プリキュアについて割と全力で考察するブログ

【ヒープリSS】やっぱりダルイゼンは助けない ※ダルのどの二次創作

 ストーカーに絡まれたのどかをダルイゼンが助けてくれるんだけど本人は助けたわけじゃないと頑なに言い張るお話です。

 

(ダルのど/6000字程度/全年齢向け)

 

 

 

『やっぱりダルイゼンは助けない』

 

「――あのさ、そのたこ焼きって、どこで買ってきたの?」


 買い出しから戻っていると知らない男の人に話しかけられた。
 歳はたぶん二十くらいの人だ。友達からたこ焼きを買ってきて欲しいと頼まれたみたいだけど、屋台の場所が分からなくて困っているらしい。
 お兄さんが迷うのもよく分かる。
 この日は夏らしく隣町の花火大会に来ていたけど、こんなにたくさんの人の中だとどこに何があるのかも分からない。


「たこ焼きだったら、あっちの方で売ってましたよ」


 にっこり笑って答えると、お兄さんはポリポリ頭をかきながら、


「僕、方向音痴でさ……よかったらちょっと案内してもらえない?」


 わたしはたこ焼きを待つみんなのことを思い浮かべたけど、そんなに時間がかかるわけではないし、花火が始まるまでにもまだ少し時間がある。困っている人を放ってはおけないので、「いいですよ」と答えて道案内する。

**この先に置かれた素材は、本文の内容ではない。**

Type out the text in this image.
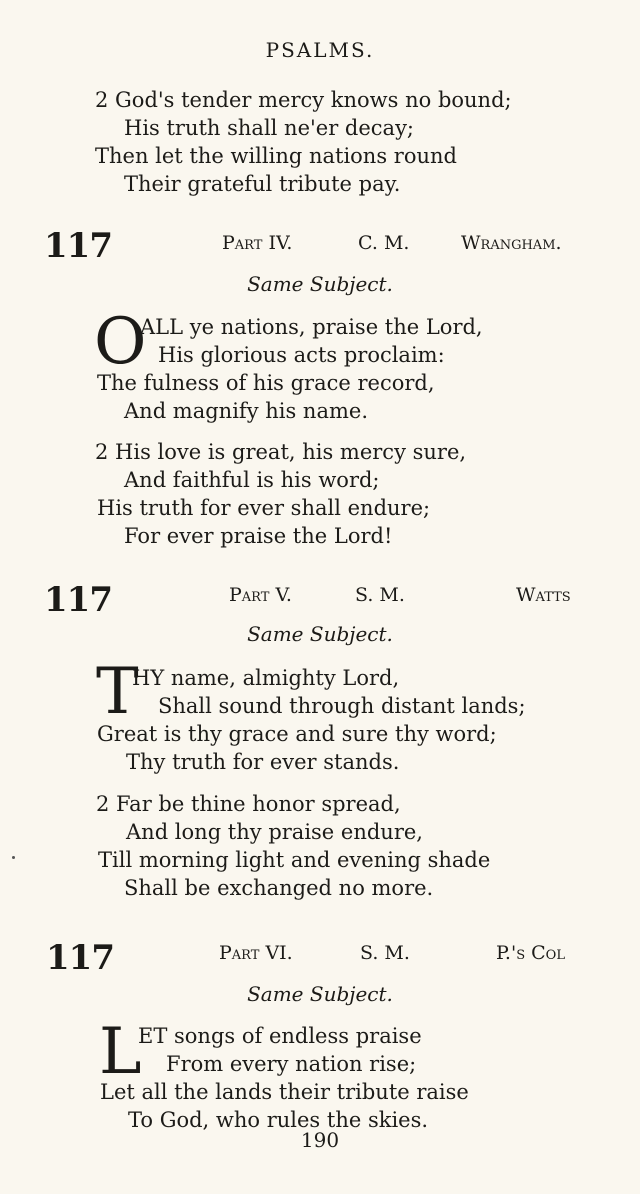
PSALMS.
2 God's tender mercy knows no bound;
His truth shall ne'er decay;
Then let the willing nations round
Their grateful tribute pay.
117	Part IV.	C. M.	Wrangham.
Same Subject.
O
ALL ye nations, praise the Lord,
His glorious acts proclaim:
The fulness of his grace record,
And magnify his name.
2 His love is great, his mercy sure,
And faithful is his word;
His truth for ever shall endure;
For ever praise the Lord!
117	Part V.	S. M.	Watts
Same Subject.
T
HY name, almighty Lord,
Shall sound through distant lands;
Great is thy grace and sure thy word;
Thy truth for ever stands.
2 Far be thine honor spread,
And long thy praise endure,
Till morning light and evening shade
Shall be exchanged no more.
117	Part VI.	S. M.	P.'s Col
Same Subject.
L
ET songs of endless praise
From every nation rise;
Let all the lands their tribute raise
To God, who rules the skies.
190
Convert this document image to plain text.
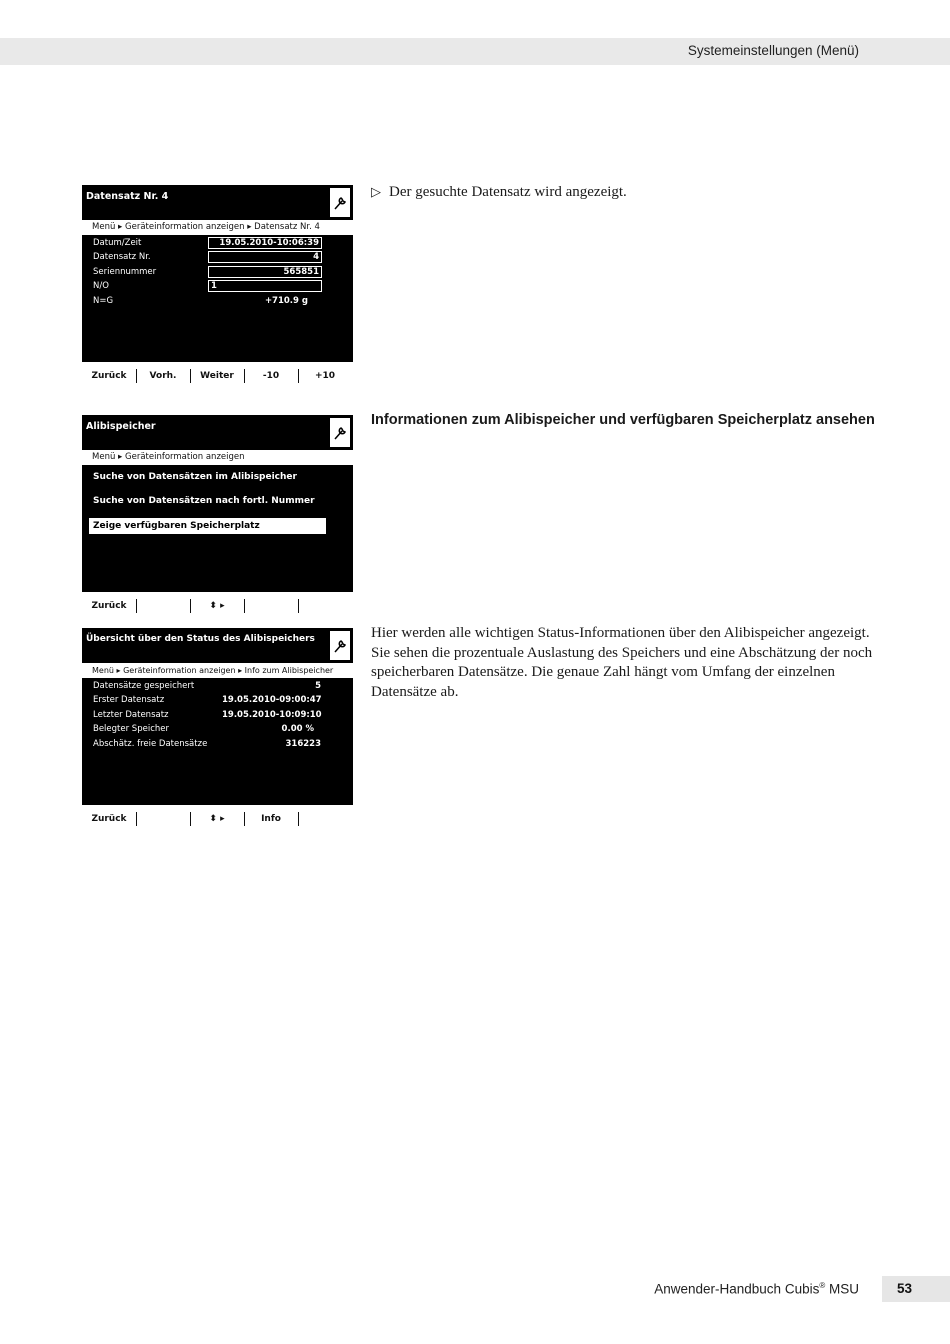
Systemeinstellungen (Menü)
Datensatz Nr. 4
Menü ▸ Geräteinformation anzeigen ▸ Datensatz Nr. 4
Datum/Zeit	19.05.2010-10:06:39
Datensatz Nr.	4
Seriennummer	565851
N/O	1
N=G	+710.9 g
Zurück	Vorh.	Weiter	-10	+10
▷ Der gesuchte Datensatz wird angezeigt.
Alibispeicher
Menü ▸ Geräteinformation anzeigen
Suche von Datensätzen im Alibispeicher
Suche von Datensätzen nach fortl. Nummer
Zeige verfügbaren Speicherplatz
Zurück	⬍ ▸
Informationen zum Alibispeicher und verfügbaren Speicherplatz ansehen
Übersicht über den Status des Alibispeichers
Menü ▸ Geräteinformation anzeigen ▸ Info zum Alibispeicher
Datensätze gespeichert	5
Erster Datensatz	19.05.2010-09:00:47
Letzter Datensatz	19.05.2010-10:09:10
Belegter Speicher	0.00 %
Abschätz. freie Datensätze	316223
Zurück	⬍ ▸	Info
Hier werden alle wichtigen Status-Informationen über den Alibispeicher angezeigt.
Sie sehen die prozentuale Auslastung des Speichers und eine Abschätzung der noch
speicherbaren Datensätze. Die genaue Zahl hängt vom Umfang der einzelnen
Datensätze ab.
Anwender-Handbuch Cubis® MSU	53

「たこ焼きはちょっと離れたところにあるんですよね~」
「へえ。そうなんだ」
「お兄さんはここの町の人なんですか?」
「まあね。幼いころから来てるんだけど、屋台の場所は毎年変わっちゃうからさ。いつも迷子になっちゃって」
「でも、これだけ人がいっぱいだと分かりにくいですよね」
「君は他所から来たの?」
「はい。隣のすこやか市から」


 雑談しながら歩いていると、やがて目的地に着く。
 たこ焼き屋は誰も並んでいない。お兄さんはたこ焼きを一セット買って、すぐにこちらに戻ってくる。


「ありがとう。おかげで友達から怒られずに済むよ」
「いえいえ、どうしたしまして」


 笑顔を浮かべるお兄さんを見ていると、こっちまで嬉しくなってくる。こんなふうに人助けができたとき、生きてるって感じがする。


「そういえば、君の友達はどこにいるの?」
「あっちの方で待っています」
「場所取りはうまくできたの?」
「一応……来るのが遅れちゃったので、隅っこの方なんですけど」
「じゃあさ、お礼と言ったらなんだけど、地元の人しか知らない穴場を教えてあげるよ。そこからだとよく花火が見えるし人も少ないから、友達も喜ぶと思うよ」
「そんな場所があるんですか!?」


 こっちに来て、というお兄さんの後ろをてくてく着いていく。途中で裏道に入っていくと、だんだん人通りも減っていって、街灯も少なくなっていく。ひとりではあんまり歩きたくないような道だけど、地元の人がいるから安心だ。
 ……と、思っていたら。


「――よう」


 突然、曲がり角からその人が現れた。
 ぶっきらぼうで、いつも人を冷笑するような顔をしていて、何を考えてるのか分からない人。
 その人の名前は――


「ダルイゼン……何でここに……?」
「いちいち外を出歩くのにお前の許可が必要なワケ?」


 ムッとしながらも、わたしはいったん口を閉じてどうするべきか考える。
 ラビリンたちはいないからプリキュアになることもできないし、みんなの助けを呼ぶには離れすぎている。せめてお兄さんだけでも逃げてもらわなきゃと思って、お兄さんに「逃げてください」と耳打ちしたとき、


「へえ。この期に及んでその男の心配してんだ」


 ダルイゼンが、嘲笑った。


「だって、あなたが……」
「なあ。さっきチラっと聞こえたんだけど、この町の人間なんだって?」


 ダルイゼンはわたしのことを無視してお兄さんに問いかける。
 お兄さんはわたしとダルイゼンの関係がどういうものなのかよく分かっていないんだろう。困惑した顔をしながら、


「そ、そうだけど……」
「それで、幼いときからこの花火大会に来てるって?」
「……ああ。でも、だから何なんだ? っていうか、この子に何の用なんだよ。嫌がってるじゃないか」
「嫌がることをするからいいんだろ」
「……ひどいやつだな」
「アンタと同じさ」


 お兄さんが眉をひそめると、ダルイゼンはすかさず続ける。


「この町の花火大会が始まったのは五年前だ。五年前のアンタは小さい子どもだったのか?」


 ダルイゼンは紙をひらひらさせながら見せる。それは花火大会のチラシだ。確かにそこには『五周年』の文字が大きく書かれている。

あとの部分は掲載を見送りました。